Fewer child sex offenders are being convicted, according to the report
Children in care are safer, but fewer than one in 50 sexual offences leads to a criminal conviction, the Joseph Rowntree Foundation charity said.
Its study was overseen by Sir William Utting, who led an official review of abuse of children in care in 1997.
The government is set to consider the findings, to be published on Monday.
Sir William told BBC Radio 4's Today Programme there had "not been much progress" in securing sexual abuse convictions and treating sex offenders over the last seven years.
The former chief social services inspector added: "We need to convict more guilty people and encourage offenders to come forward voluntarily for treatment, as well as providing them with treatment."
The Bichard Inquiry's call for better handling of "soft" information - such as anecdotal evidence of past wrongdoings - must be heeded to prevent abusers falling through police checks, according to the report.
It calls for a public awareness campaign to give parents greater help spotting the dangers.
Co-author Marian Stuart warned: "The incidence of sexual abuse of children is greater than most people realise, yet the number of convictions remains worryingly low.
"If this problem continues to go unchecked there will be an inexorable rise in the numbers of children subjected to sexual abuse, with all the damaging effects that can follow.
"A radical rethink is essential."
Susanna Cheal, chief executive of the Who Cares?
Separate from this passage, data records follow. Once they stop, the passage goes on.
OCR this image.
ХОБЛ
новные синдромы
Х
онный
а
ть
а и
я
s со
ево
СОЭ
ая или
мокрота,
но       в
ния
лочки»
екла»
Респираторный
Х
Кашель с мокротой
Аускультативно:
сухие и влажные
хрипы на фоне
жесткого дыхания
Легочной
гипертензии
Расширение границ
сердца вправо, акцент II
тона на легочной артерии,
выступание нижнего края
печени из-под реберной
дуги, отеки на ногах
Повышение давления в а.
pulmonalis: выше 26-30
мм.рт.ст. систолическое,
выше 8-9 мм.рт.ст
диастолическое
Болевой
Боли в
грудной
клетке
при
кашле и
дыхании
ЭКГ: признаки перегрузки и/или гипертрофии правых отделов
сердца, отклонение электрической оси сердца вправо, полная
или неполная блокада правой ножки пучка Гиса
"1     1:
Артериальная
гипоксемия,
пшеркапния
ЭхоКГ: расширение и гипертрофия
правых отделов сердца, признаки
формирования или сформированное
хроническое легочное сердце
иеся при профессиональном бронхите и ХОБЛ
Trust - a charity dedicated to helping children in care - said the low conviction rate for paedophiles was largely due to the "power balance" between abusers and victims.
She said: "Abuse is often likely in a situation where adults have supreme power over children.
"Sometimes it is hard to prove the situation in legal terms - a lot of children feel vulnerable when pitted against adults in court."
Ms Cheal said it is important for children to "have a voice" by contacting support networks in ways they are comfortable with, such as by text or email.
Sir William said it had been difficult to raise the number of convictions because offenders must be found guilty beyond reasonable doubt, which is "extremely difficult" to prove where children are concerned.
He called for "more sensitive and thorough investigation of these cases, rather than a change in the level of proof" to combat this problem.
However, improvements have been made concerning children in care and other "vulnerable" children, such as those at boarding school.
"The number of children abused in children's homes has gone down," said Sir William.
"Good progress has been made - the services they receive have improved markedly and they are safer than they were."
There are particular concerns over children with disabilities, psychiatric problems and those who are privately fostered.
Prisons are also failing the increasing numbers of youngsters who find themselves behind bars.
The report also calls for more research into why people offend.